Pour cela, vous proposez de créer 
un cadastre financier…

Gabriel Zucman. L’idée est de réfléchir pour mesurer au mieux les richesses afin d’identifier qui possède quoi. Sinon, la lutte contre l’évasion fiscale reste de l’hypocrisie. Sous l’Ancien Régime, toute une partie de la population (la noblesse, le clergé) n’était pas taxée. En 1791, l’Assemblée constituante crée le cadastre afin de mesurer la richesse de la noblesse et du clergé, et met une taxe sur le patrimoine. Il s’agit aujourd’hui d’étendre cette mesure à la richesse financière, qui représente la moitié de la richesse nationale. Ce n’est pas une utopie, ni un délire d’un universitaire. C’est quelque chose qui est concret et qui existe déjà. Il existe des registres financiers, même s’ils sont parcellaires. Mais ce qui est hallucinant, c’est qu’ils appartiennent à des entreprises privées et ne sont pas utilisables par d’autres. Il suffit de les fusionner, de les améliorer et d’en transférer la gestion à une puissance publique comme le FMI ou une institution créée à ce titre. C’est un objectif central pour les prochaines années. J’espère que les gens vont s’emparer de cette idée.

Vous avez évoqué le besoin de sanctions afin de contraindre les paradis fiscaux à développer un autre modèle de développement.

Gabriel Zucman. C’est en effet illusoire de croire que des pays qui tirent une grande partie de leur richesse, de leur croissance, de l’opacité financière vont spontanément changer si les sanctions qu’on leur inflige sont nulles ou au mieux dix fois moins importantes que les bénéfices apportés par cette activité. Si l’on tient compte des critères de libre échange retenus par l’Organisation mondiale du commerce, le secret bancaire est une pratique anticoncurrentielle. Le meilleur moyen est de créer des droits de douane équivalant à ce que les banques offshore prélèvent. Ainsi, la Suisse, qui enlève à la France, l’Allemagne et l’Italie environ 15 milliards d’euros de recettes fiscales, peut se voir imposer, selon mes calculs, des droits de douane de 30 % sur ses exportations. Sans être une finalité, c’est une menace à agiter pour les convaincre.

Comment vous situez-vous 
dans le débat sur la réforme fiscale en France  ?

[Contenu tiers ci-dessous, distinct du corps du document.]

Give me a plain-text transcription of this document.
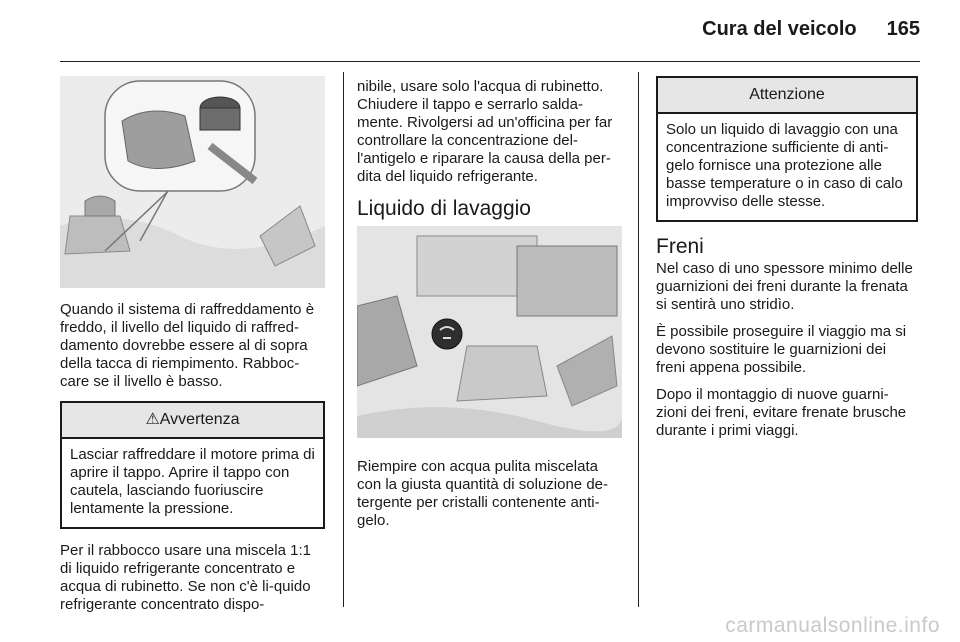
Cura del veicolo 165

Quando il sistema di raffreddamento è freddo, il livello del liquido di raffred-damento dovrebbe essere al di sopra della tacca di riempimento. Rabboc-care se il livello è basso.

⚠Avvertenza
Lasciar raffreddare il motore prima di aprire il tappo. Aprire il tappo con cautela, lasciando fuoriuscire lentamente la pressione.

Per il rabbocco usare una miscela 1:1 di liquido refrigerante concentrato e acqua di rubinetto. Se non c'è li-quido refrigerante concentrato dispo-

nibile, usare solo l'acqua di rubinetto. Chiudere il tappo e serrarlo salda-mente. Rivolgersi ad un'officina per far controllare la concentrazione del-l'antigelo e riparare la causa della per-dita del liquido refrigerante.

Liquido di lavaggio

Riempire con acqua pulita miscelata con la giusta quantità di soluzione de-tergente per cristalli contenente anti-gelo.

Attenzione
Solo un liquido di lavaggio con una concentrazione sufficiente di anti-gelo fornisce una protezione alle basse temperature o in caso di calo improvviso delle stesse.
Freni

Nel caso di uno spessore minimo delle guarnizioni dei freni durante la frenata si sentirà uno stridìo.

È possibile proseguire il viaggio ma si devono sostituire le guarnizioni dei freni appena possibile.

Dopo il montaggio di nuove guarni-zioni dei freni, evitare frenate brusche durante i primi viaggi.

carmanualsonline.info
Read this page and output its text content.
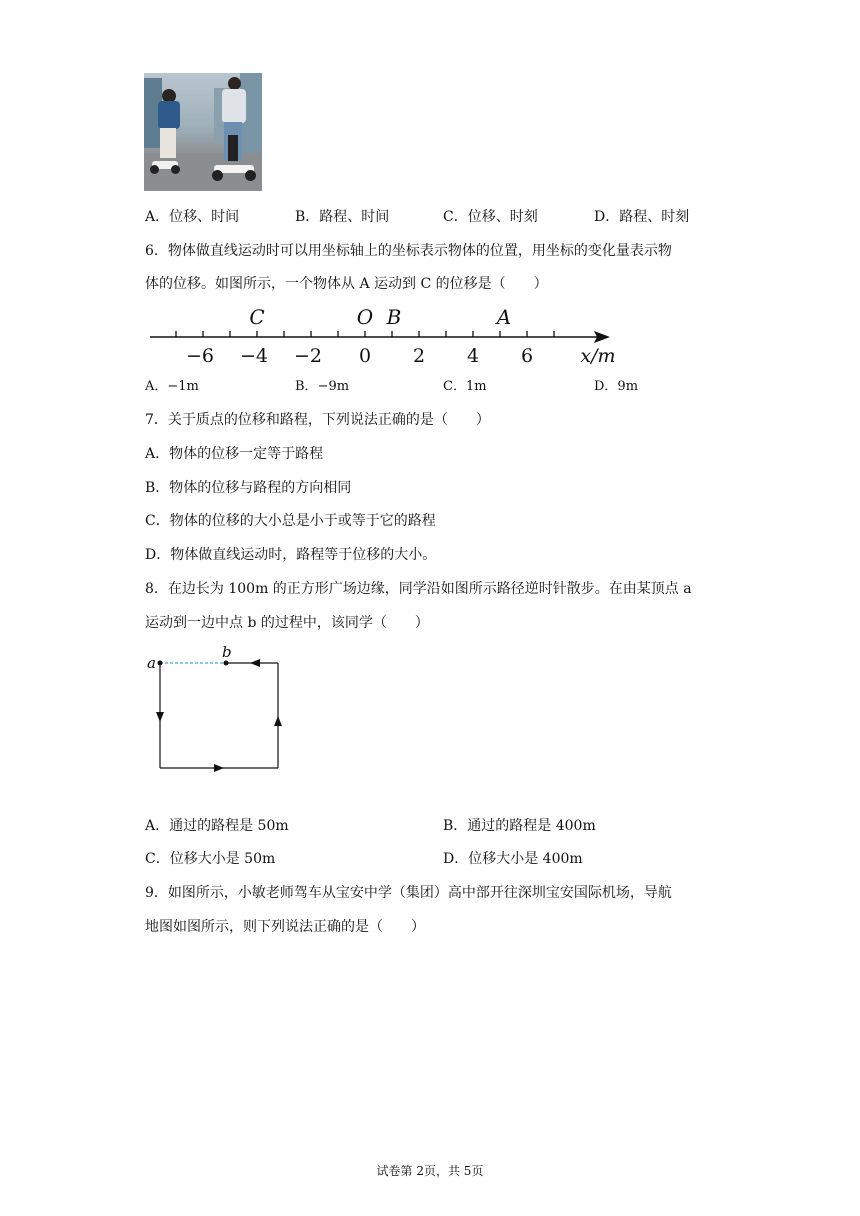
A．位移、时间	B．路程、时间	C．位移、时刻	D．路程、时刻
6．物体做直线运动时可以用坐标轴上的坐标表示物体的位置，用坐标的变化量表示物
体的位移。如图所示，一个物体从 A 运动到 C 的位移是（　　）
C	O B	A
−6 −4 −2 0 2 4 6 x/m
A．−1m	B．−9m	C．1m	D．9m
7．关于质点的位移和路程，下列说法正确的是（　　）
A．物体的位移一定等于路程
B．物体的位移与路程的方向相同
C．物体的位移的大小总是小于或等于它的路程
D．物体做直线运动时，路程等于位移的大小。
8．在边长为 100m 的正方形广场边缘，同学沿如图所示路径逆时针散步。在由某顶点 a
运动到一边中点 b 的过程中，该同学（　　）
a
b
A．通过的路程是 50m	B．通过的路程是 400m
C．位移大小是 50m	D．位移大小是 400m
9．如图所示，小敏老师驾车从宝安中学（集团）高中部开往深圳宝安国际机场，导航
地图如图所示，则下列说法正确的是（　　）
试卷第 2页，共 5页
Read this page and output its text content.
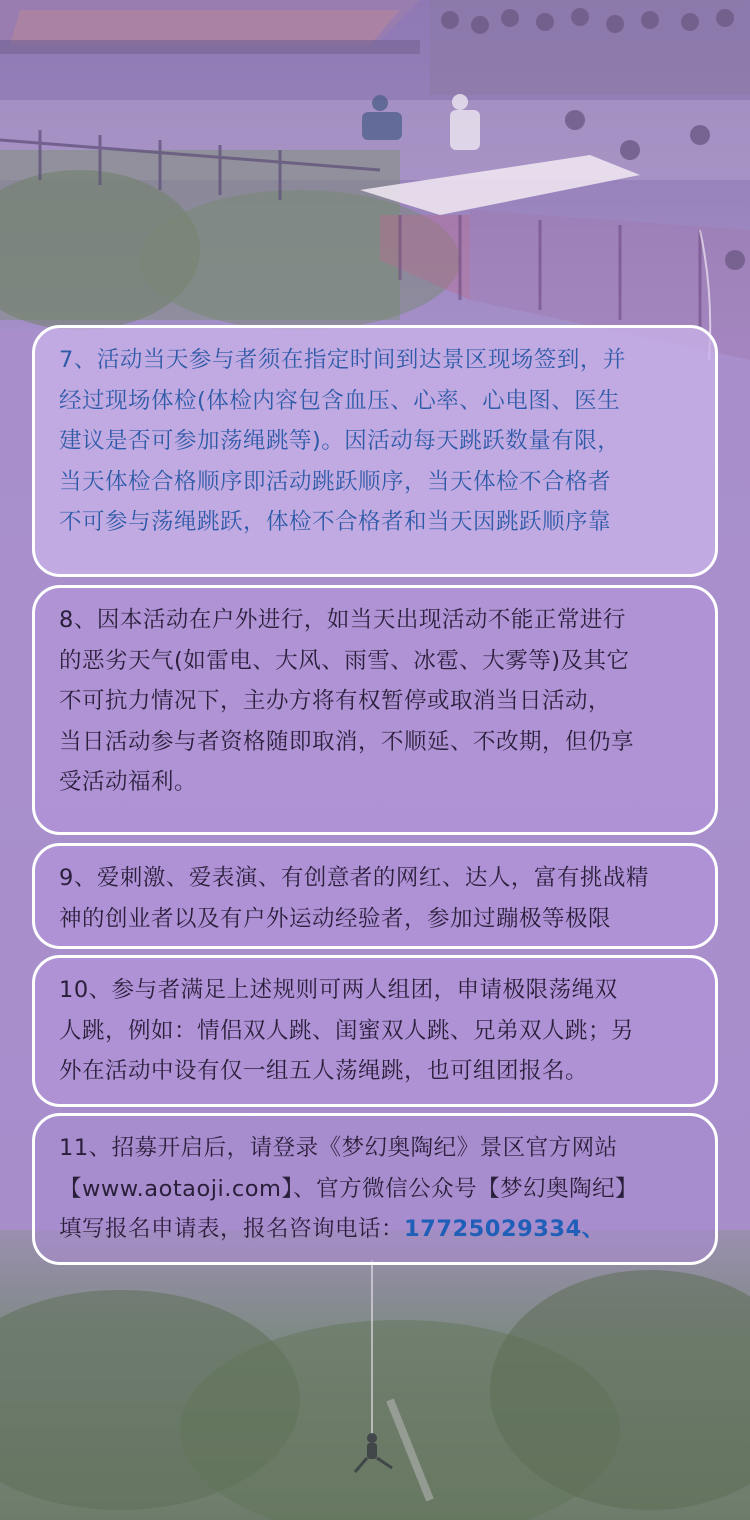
7、活动当天参与者须在指定时间到达景区现场签到，并

经过现场体检(体检内容包含血压、心率、心电图、医生

建议是否可参加荡绳跳等)。因活动每天跳跃数量有限，

当天体检合格顺序即活动跳跃顺序，当天体检不合格者

不可参与荡绳跳跃，体检不合格者和当天因跳跃顺序靠

8、因本活动在户外进行，如当天出现活动不能正常进行

的恶劣天气(如雷电、大风、雨雪、冰雹、大雾等)及其它

不可抗力情况下，主办方将有权暂停或取消当日活动，

当日活动参与者资格随即取消，不顺延、不改期，但仍享

受活动福利。

9、爱刺激、爱表演、有创意者的网红、达人，富有挑战精

神的创业者以及有户外运动经验者，参加过蹦极等极限

10、参与者满足上述规则可两人组团，申请极限荡绳双

人跳，例如：情侣双人跳、闺蜜双人跳、兄弟双人跳；另

外在活动中设有仅一组五人荡绳跳，也可组团报名。

11、招募开启后，请登录《梦幻奥陶纪》景区官方网站

【www.aotaoji.com】、官方微信公众号【梦幻奥陶纪】

填写报名申请表，报名咨询电话：17725029334、
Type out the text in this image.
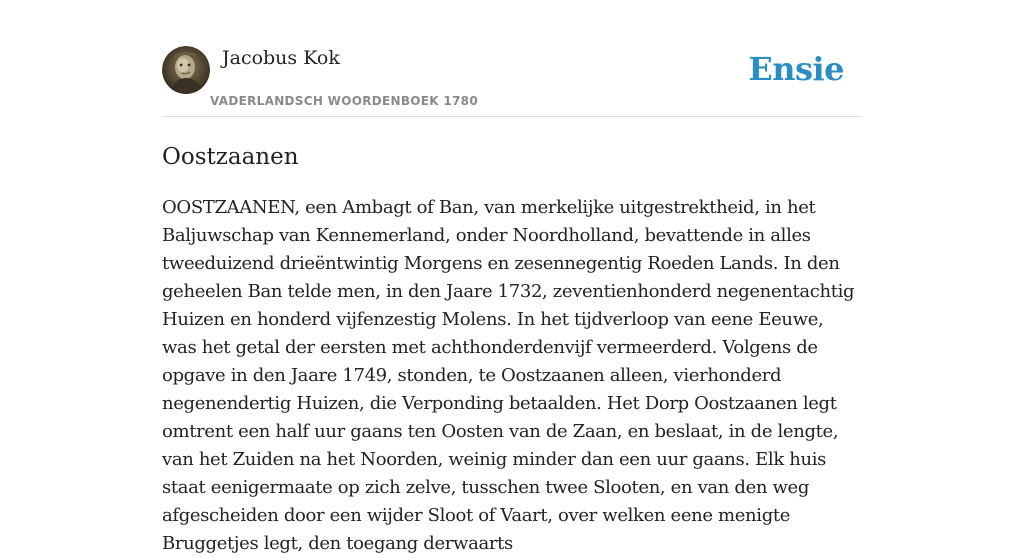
Jacobus Kok
VADERLANDSCH WOORDENBOEK 1780
Ensie
Oostzaanen

OOSTZAANEN, een Ambagt of Ban, van merkelijke uitgestrektheid, in het Baljuwschap van Kennemerland, onder Noordholland, bevattende in alles tweeduizend drieëntwintig Morgens en zesennegentig Roeden Lands. In den geheelen Ban telde men, in den Jaare 1732, zeventienhonderd negenentachtig Huizen en honderd vijfenzestig Molens. In het tijdverloop van eene Eeuwe, was het getal der eersten met achthonderdenvijf vermeerderd. Volgens de opgave in den Jaare 1749, stonden, te Oostzaanen alleen, vierhonderd negenendertig Huizen, die Verponding betaalden. Het Dorp Oostzaanen legt omtrent een half uur gaans ten Oosten van de Zaan, en beslaat, in de lengte, van het Zuiden na het Noorden, weinig minder dan een uur gaans. Elk huis staat eenigermaate op zich zelve, tusschen twee Slooten, en van den weg afgescheiden door een wijder Sloot of Vaart, over welken eene menigte Bruggetjes legt, den toegang derwaarts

Gabriel Zucman. La lutte contre l’évasion fiscale va permettre de faire une réforme fiscale en profondeur, dont notre pays a besoin. Notre système est défini par des taux nominaux très élevés. Aujourd’hui, il y a 500 niches fiscales. 500 moyens de ne pas payer l’impôt. Et au final, le taux s’applique à quasiment rien. Une des raisons qui expliquent cette dérive est la puissance des lobbyings. Ils ont, au fil du temps, réussi à instrumentaliser les législateurs en argumentant sur la fuite des capitaux. Le système actuel n’est pas viable. Même la contribution sociale généralisée (CSG), prélevée à la source avec une assiette plus large que celle de l’impôt sur le revenu, commence à être un peu mitée.

Avez-vous senti un changement 
depuis l’arrivée de François Hollande  ?

Gabriel Zucman. La politique fiscale du gouvernement a été jusqu’à présent très décevante parce qu’elle a ajouté des couches de complexité et de dérogation pour les entrepreneurs. Il a été élu sur le rejet de la TVA sociale et, aujourd’hui, il nous fait la TVA sociale. C’est une catastrophe, avec des mini-révoltes partout. Le principe sur lequel doit reposer l’impôt est le suivant  : à revenu égal, impôt égal. Tout doit être remis à plat, y compris le financement de la protection sociale qui ne repose que sur le travail, le salaire et insuffisamment sur les revenus du capital. On a vraiment tout à y gagner. J’espère que les partenaires sociaux vont jouer un rôle décisif. La majorité de la population est favorable à cette réforme.

(1) Auteur de la Richesse cachée des nations, le Seuil-la République des idées, 128 pages, 11,80 euros.